Nuovo appuntamento del Festival della Psicologia: giovedì 13 alle 18.30 Paola Biondi parlerà con Michela Murgia e Lorenzo Gasparrini di disparità di genere, con l’evento “Generi: punti di svista?”.

Riflettere sulla disparità di genere significa riflettere sugli stereotipi, sui rapporti di potere, sull’ingiustizia, sulla violenza; mettere in luce e poi in discussione assetti che diamo per scontati e che rivelano automatismi che possono impedire al pensiero collettivo di evolversi verso sintesi più evolute.

Indice della forza dell’argomento è la diatriba che in questi giorni sta imperversando sul “politicamente corretto”. Ne parlano trasmissioni televisive, personaggi pubblici, giornalisti, gente comune sui social.

Dibattito che avrebbe bisogno di un respiro vastissimo, ben lontano dagli slogan conclusivi, dalle lapidarie asserzioni, dalle frasi ad effetto che trasudano umori tossici.

Al centro di un discorso – se non virtuoso – sensibile, sarebbe la riflessione sul vantaggio e sul nocumento. Cosa difende il politicamente corretto? Nella storia, i volti della discriminazione sono cambiati. Nell’evoluzione civile e culturale del pensiero umano, è cambiata progressivamente la liceità d’uso di alcuni assunti, precipitati di pregiudizi, fantasie, cristallizzazioni del senso comune, abitudini linguistiche e di pensiero. Non possiamo essere così ingenui da rilegare la parola a sola forma. Il linguaggio è elemento sostanziale del pensiero e così possiamo intenderne la relazione: una continua circolarità che esprime l’interpretazione che facciamo del mondo.

Il contesto, certamente, si fa contenitore dei modi in cui utilizziamo le parole e i pensieri. E dicono i detrattori del politicamente corretto che insorgere e segnalare un uso discriminatorio del linguaggio può mortificare la facoltà di scherzare propria della satira. Che spesso, però, satira non è, quanto piuttosto rozza caricatura di altre persone. Ora, le persone sono essenziali. Appartenere ad un gruppo sociale oggetto di discriminazione può essere un’esperienza psicologica devastante, un’esperienza che può accompagnarsi con il dolore, la rabbia, la vergogna, la solitudine. Questo è il nocumento possibile. Questo è quello che succede quando le parole discriminano, succede che si tenda una linea che definisce chi attacca e chi subisce – una linea che marca una posizione di potere.

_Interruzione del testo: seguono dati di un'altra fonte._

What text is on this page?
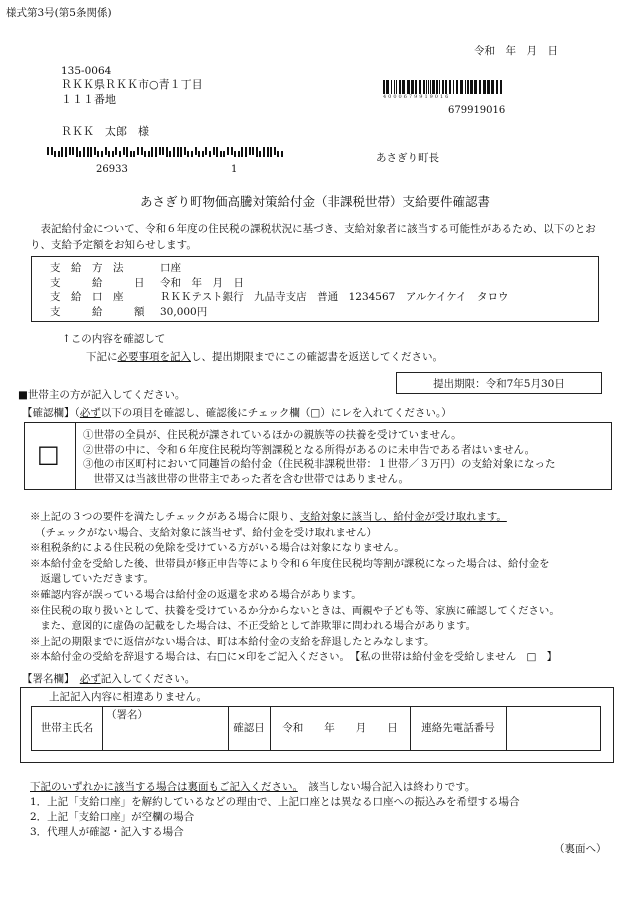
様式第3号(第5条関係)
令和　年　月　日
135-0064
ＲＫＫ県ＲＫＫ市○青１丁目
１１１番地
ＲＫＫ　太郎　様
26933	1
4000679919016
679919016
あさぎり町長
あさぎり町物価高騰対策給付金（非課税世帯）支給要件確認書
表記給付金について、令和６年度の住民税の課税状況に基づき、支給対象者に該当する可能性があるため、以下のとおり、支給予定額をお知らせします。
支　給　方　法	口座
支　　　給　　　日 令和　年　月　日
支　給　口　座	ＲＫＫテスト銀行　九品寺支店　普通　1234567　アルケイケイ　タロウ
支　　　給　　　額 30,000円
↑この内容を確認して
下記に必要事項を記入し、提出期限までにこの確認書を返送してください。
提出期限：令和7年5月30日
■世帯主の方が記入してください。
【確認欄】（必ず以下の項目を確認し、確認後にチェック欄（□）にレを入れてください。）
□
①世帯の全員が、住民税が課されているほかの親族等の扶養を受けていません。
②世帯の中に、令和６年度住民税均等割課税となる所得があるのに未申告である者はいません。
③他の市区町村において同趣旨の給付金（住民税非課税世帯：１世帯／３万円）の支給対象になった
　世帯又は当該世帯の世帯主であった者を含む世帯ではありません。
※上記の３つの要件を満たしチェックがある場合に限り、支給対象に該当し、給付金が受け取れます。
　（チェックがない場合、支給対象に該当せず、給付金を受け取れません）
※租税条約による住民税の免除を受けている方がいる場合は対象になりません。
※本給付金を受給した後、世帯員が修正申告等により令和６年度住民税均等割が課税になった場合は、給付金を
　返還していただきます。
※確認内容が誤っている場合は給付金の返還を求める場合があります。
※住民税の取り扱いとして、扶養を受けているか分からないときは、両親や子ども等、家族に確認してください。
　また、意図的に虚偽の記載をした場合は、不正受給として詐欺罪に問われる場合があります。
※上記の期限までに返信がない場合は、町は本給付金の支給を辞退したとみなします。
※本給付金の受給を辞退する場合は、右□に×印をご記入ください。　【私の世帯は給付金を受給しません　□　】
【署名欄】　必ず記入してください。
上記記入内容に相違ありません。
世帯主氏名
（署名）
確認日	令和　　年　　月　　日	連絡先電話番号
下記のいずれかに該当する場合は裏面もご記入ください。　該当しない場合記入は終わりです。
1．上記「支給口座」を解約しているなどの理由で、上記口座とは異なる口座への振込みを希望する場合
2．上記「支給口座」が空欄の場合
3．代理人が確認・記入する場合
（裏面へ）
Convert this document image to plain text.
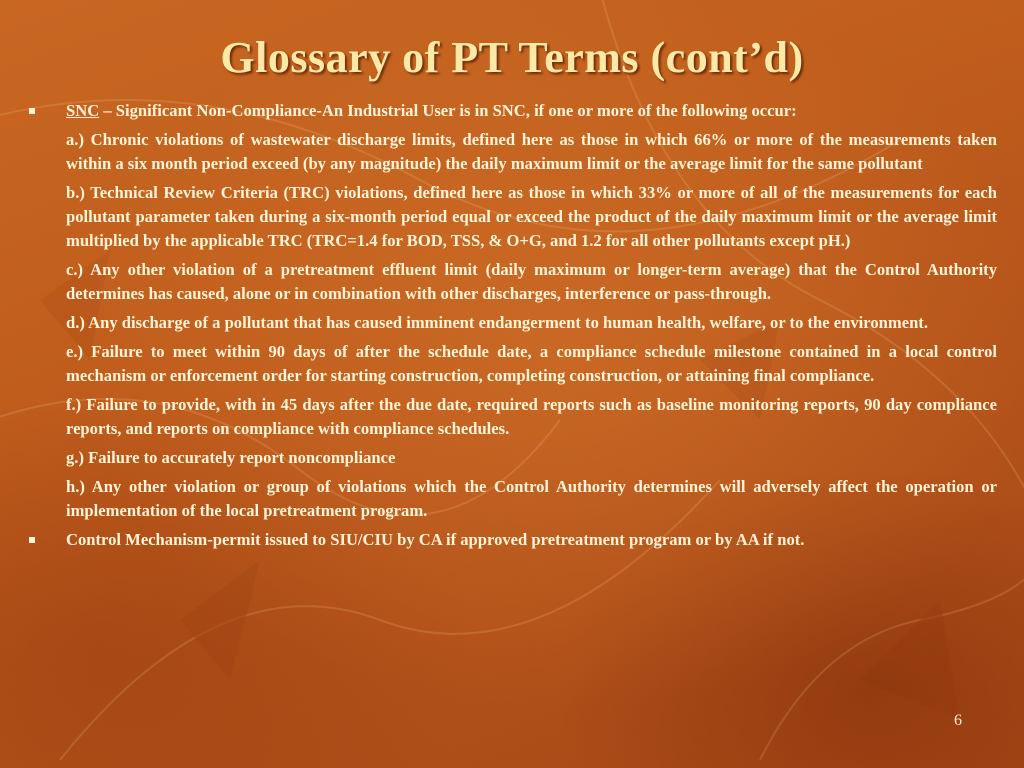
Glossary of PT Terms (cont’d)
SNC – Significant Non-Compliance-An Industrial User is in SNC, if one or more of the following occur:
a.) Chronic violations of wastewater discharge limits, defined here as those in which 66% or more of the measurements taken within a six month period exceed (by any magnitude) the daily maximum limit or the average limit for the same pollutant
b.) Technical Review Criteria (TRC) violations, defined here as those in which 33% or more of all of the measurements for each pollutant parameter taken during a six-month period equal or exceed the product of the daily maximum limit or the average limit multiplied by the applicable TRC (TRC=1.4 for BOD, TSS, & O+G, and 1.2 for all other pollutants except pH.)
c.) Any other violation of a pretreatment effluent limit (daily maximum or longer-term average) that the Control Authority determines has caused, alone or in combination with other discharges, interference or pass-through.
d.) Any discharge of a pollutant that has caused imminent endangerment to human health, welfare, or to the environment.
e.) Failure to meet within 90 days of after the schedule date, a compliance schedule milestone contained in a local control mechanism or enforcement order for starting construction, completing construction, or attaining final compliance.
f.) Failure to provide, with in 45 days after the due date, required reports such as baseline monitoring reports, 90 day compliance reports, and reports on compliance with compliance schedules.
g.) Failure to accurately report noncompliance
h.) Any other violation or group of violations which the Control Authority determines will adversely affect the operation or implementation of the local pretreatment program.
Control Mechanism-permit issued to SIU/CIU by CA if approved pretreatment program or by AA if not.
6
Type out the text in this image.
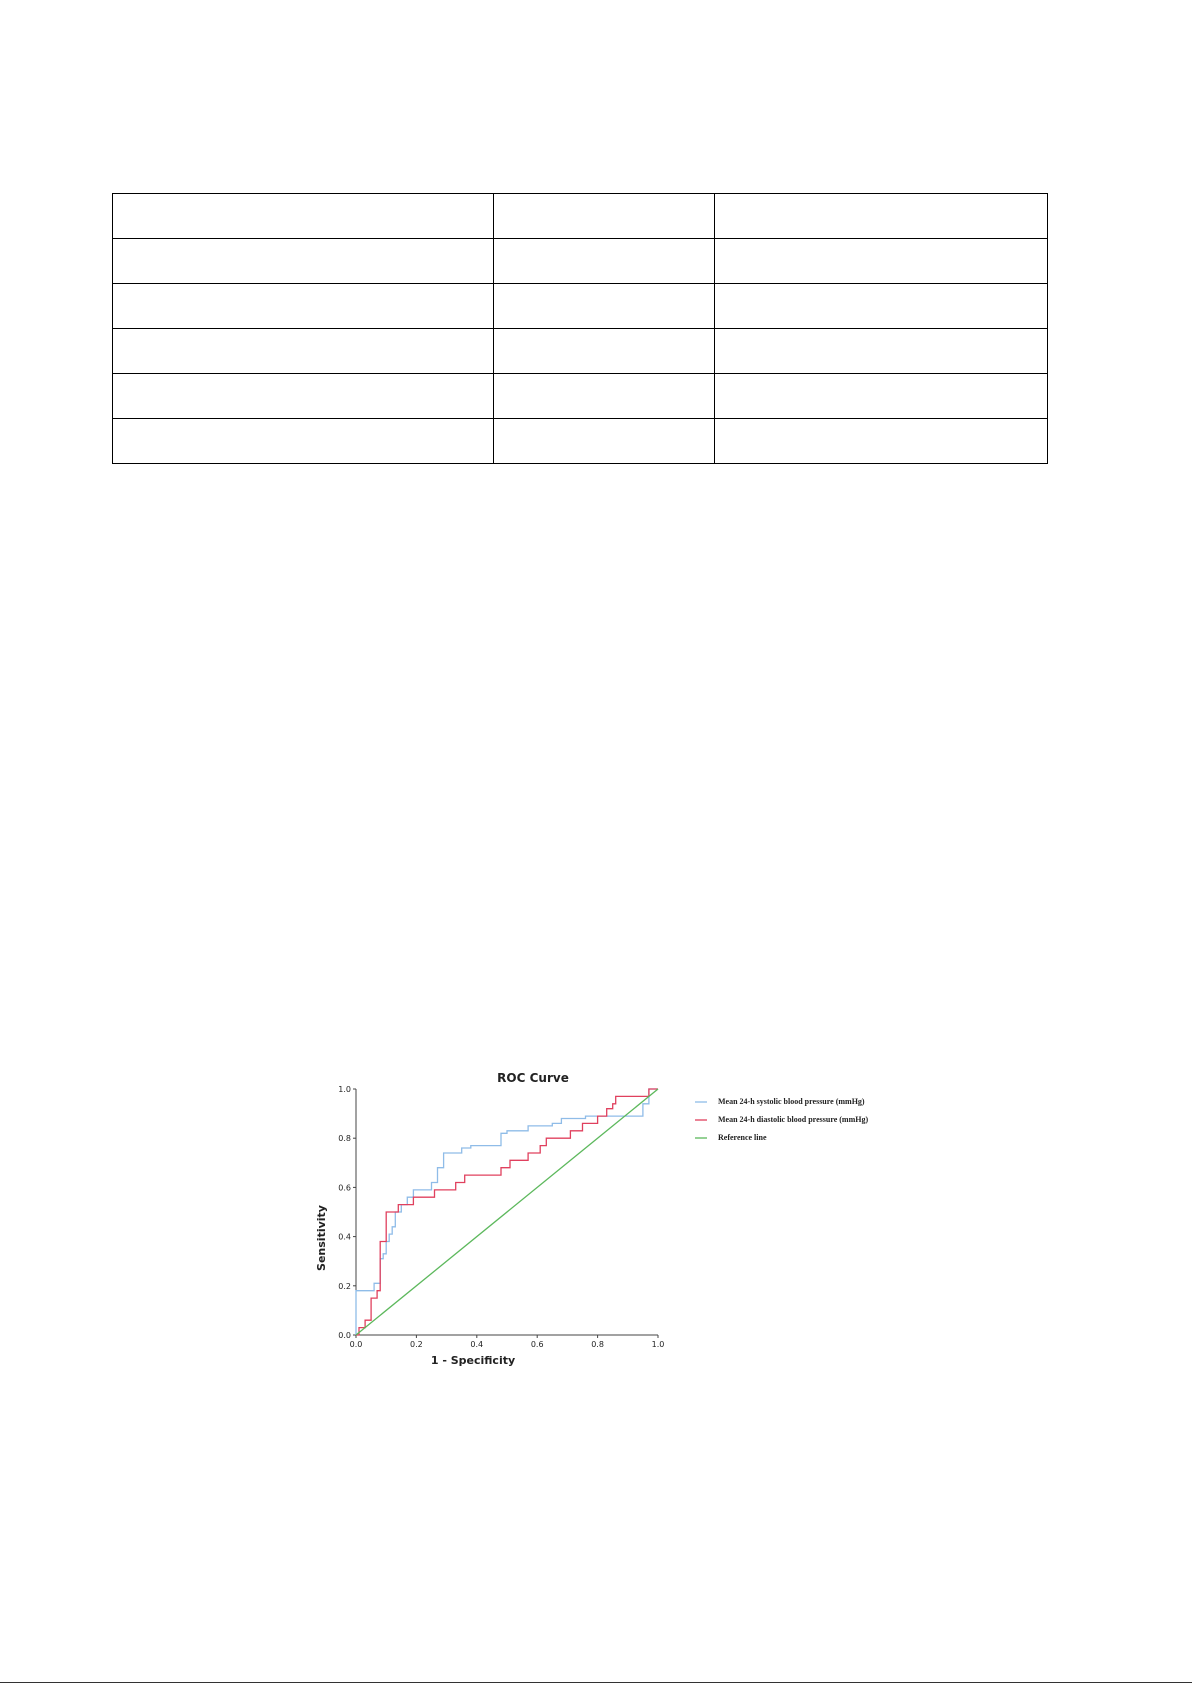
ROC Curve
0.0	0.2	0.4	0.6	0.8	1.0
0.0
0.2
0.4
0.6
0.8
1.0
Sensitivity
1 - Specificity
Mean 24-h systolic blood pressure (mmHg)
Mean 24-h diastolic blood pressure (mmHg)
Reference line
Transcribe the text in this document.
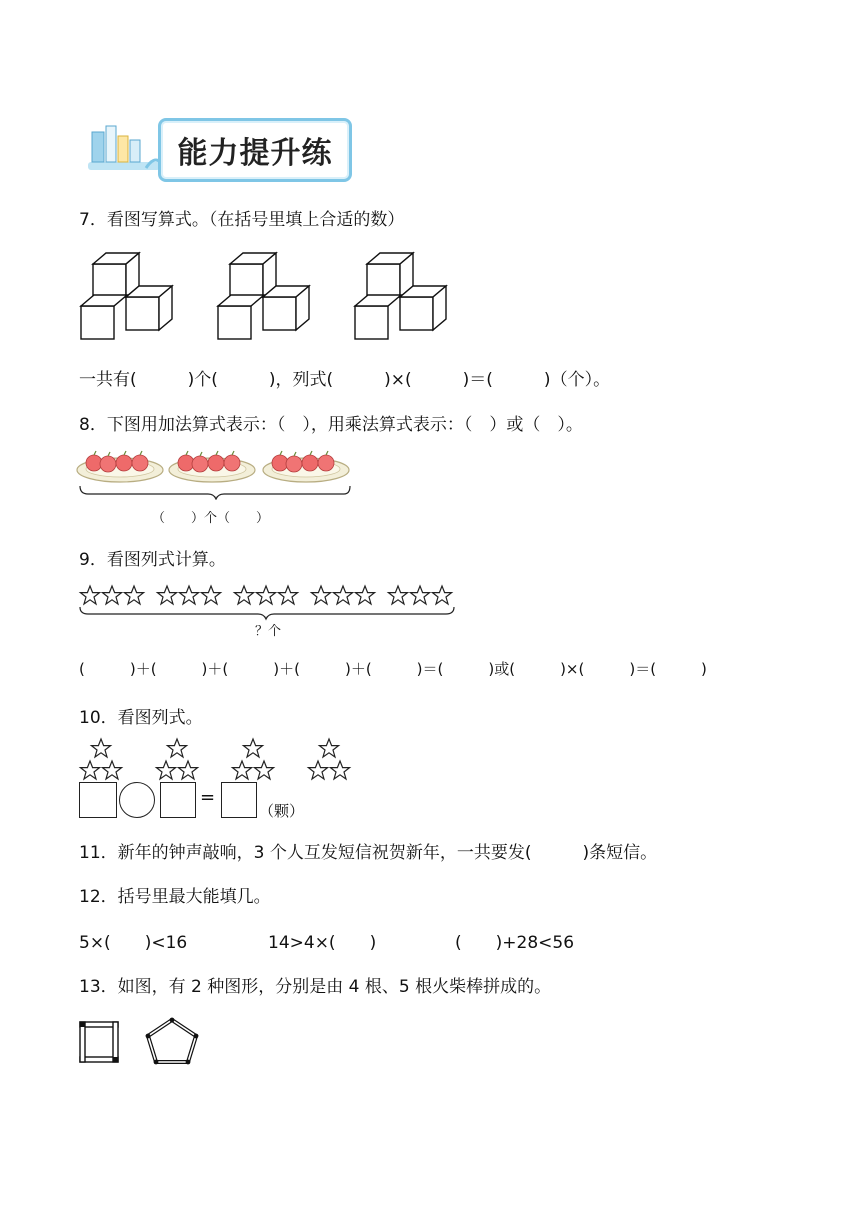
能力提升练
7．看图写算式。（在括号里填上合适的数）
一共有(　　　)个(　　　)，列式(　　　)×(　　　)＝(　　　)（个）。
8．下图用加法算式表示：（　），用乘法算式表示：（　）或（　）。
（　　）个（　　）
9．看图列式计算。
？个
(　　　)＋(　　　)＋(　　　)＋(　　　)＋(　　　)＝(　　　)或(　　　)×(　　　)＝(　　　)
10．看图列式。
=
（颗）
11．新年的钟声敲响，3 个人互发短信祝贺新年，一共要发(　　　)条短信。
12．括号里最大能填几。
5×(　　)<16	14>4×(　　)	(　　)+28<56
13．如图，有 2 种图形，分别是由 4 根、5 根火柴棒拼成的。
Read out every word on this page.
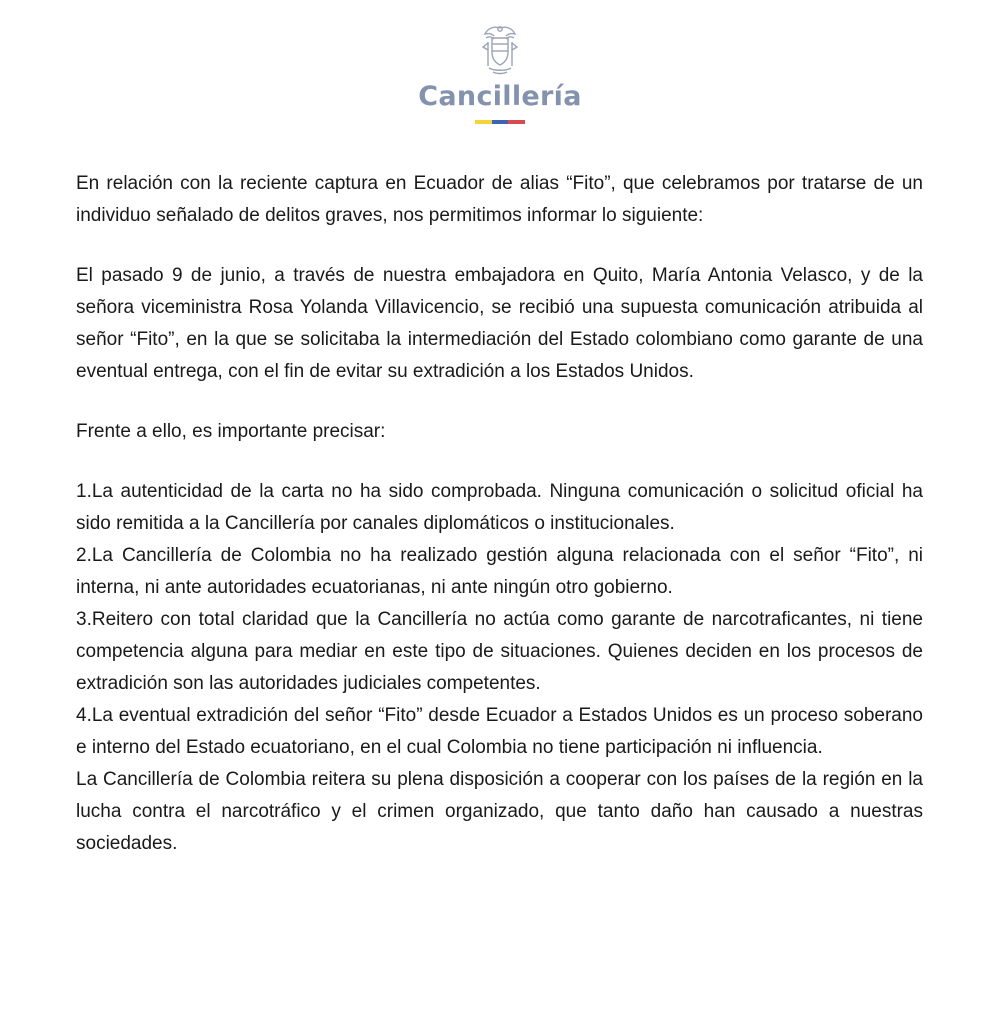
Cancillería

En relación con la reciente captura en Ecuador de alias “Fito”, que celebramos por tratarse de un individuo señalado de delitos graves, nos permitimos informar lo siguiente:

El pasado 9 de junio, a través de nuestra embajadora en Quito, María Antonia Velasco, y de la señora viceministra Rosa Yolanda Villavicencio, se recibió una supuesta comunicación atribuida al señor “Fito”, en la que se solicitaba la intermediación del Estado colombiano como garante de una eventual entrega, con el fin de evitar su extradición a los Estados Unidos.

Frente a ello, es importante precisar:

1.La autenticidad de la carta no ha sido comprobada. Ninguna comunicación o solicitud oficial ha sido remitida a la Cancillería por canales diplomáticos o institucionales.

2.La Cancillería de Colombia no ha realizado gestión alguna relacionada con el señor “Fito”, ni interna, ni ante autoridades ecuatorianas, ni ante ningún otro gobierno.

3.Reitero con total claridad que la Cancillería no actúa como garante de narcotraficantes, ni tiene competencia alguna para mediar en este tipo de situaciones. Quienes deciden en los procesos de extradición son las autoridades judiciales competentes.

4.La eventual extradición del señor “Fito” desde Ecuador a Estados Unidos es un proceso soberano e interno del Estado ecuatoriano, en el cual Colombia no tiene participación ni influencia.

La Cancillería de Colombia reitera su plena disposición a cooperar con los países de la región en la lucha contra el narcotráfico y el crimen organizado, que tanto daño han causado a nuestras sociedades.
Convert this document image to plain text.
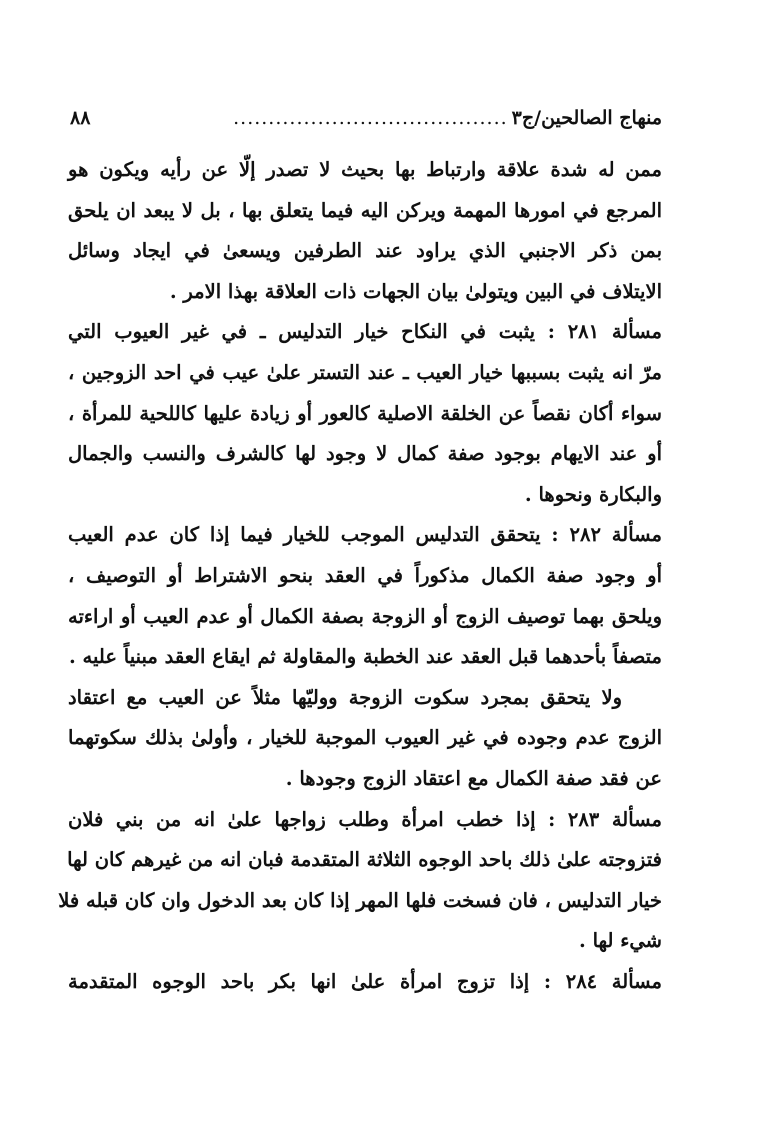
منهاج الصالحين/ج٣
.......................................
٨٨

ممن له شدة علاقة وارتباط بها بحيث لا تصدر إلّا عن رأيه ويكون هو
المرجع في امورها المهمة ويركن اليه فيما يتعلق بها ، بل لا يبعد ان يلحق
بمن ذكر الاجنبي الذي يراود عند الطرفين ويسعىٰ في ايجاد وسائل
الايتلاف في البين ويتولىٰ بيان الجهات ذات العلاقة بهذا الامر .

مسألة ٢٨١ : يثبت في النكاح خيار التدليس ـ في غير العيوب التي
مرّ انه يثبت بسببها خيار العيب ـ عند التستر علىٰ عيب في احد الزوجين ،
سواء أكان نقصاً عن الخلقة الاصلية كالعور أو زيادة عليها كاللحية للمرأة ،
أو عند الايهام بوجود صفة كمال لا وجود لها كالشرف والنسب والجمال
والبكارة ونحوها .

مسألة ٢٨٢ : يتحقق التدليس الموجب للخيار فيما إذا كان عدم العيب
أو وجود صفة الكمال مذكوراً في العقد بنحو الاشتراط أو التوصيف ،
ويلحق بهما توصيف الزوج أو الزوجة بصفة الكمال أو عدم العيب أو اراءته
متصفاً بأحدهما قبل العقد عند الخطبة والمقاولة ثم ايقاع العقد مبنياً عليه .

ولا يتحقق بمجرد سكوت الزوجة ووليّها مثلاً عن العيب مع اعتقاد
الزوج عدم وجوده في غير العيوب الموجبة للخيار ، وأولىٰ بذلك سكوتهما
عن فقد صفة الكمال مع اعتقاد الزوج وجودها .

مسألة ٢٨٣ : إذا خطب امرأة وطلب زواجها علىٰ انه من بني فلان
فتزوجته علىٰ ذلك باحد الوجوه الثلاثة المتقدمة فبان انه من غيرهم كان لها
خيار التدليس ، فان فسخت فلها المهر إذا كان بعد الدخول وان كان قبله فلا
شيء لها .

مسألة ٢٨٤ : إذا تزوج امرأة علىٰ انها بكر باحد الوجوه المتقدمة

E appellarsi alla privazione della libertà di dire ciò che si vuole è un procedimento malizioso: ogni forma di civiltà prevede una restrizione di libertà e la prescrizione è necessaria fin quando non si sia assorbito diffusamente un nuovo assetto.

“Conosco a memoria / occhi / che mi cancellano / come un appuntamento indesiderato”, ha scritto la poetessa Audre Lorde, parlando della discriminazione vissuta, lei nera, lesbica e madre, in una società razzista e omofoba. Parlando della sua vita. La discriminazione è una questione politica ed esistenziale. Il discorso sul politicamente corretto, la riflessione che ne scaturisce se non lo liquidiamo come un’insensata esagerazione, è una delle leve che spinge ad un necessario cambiamento di cultura.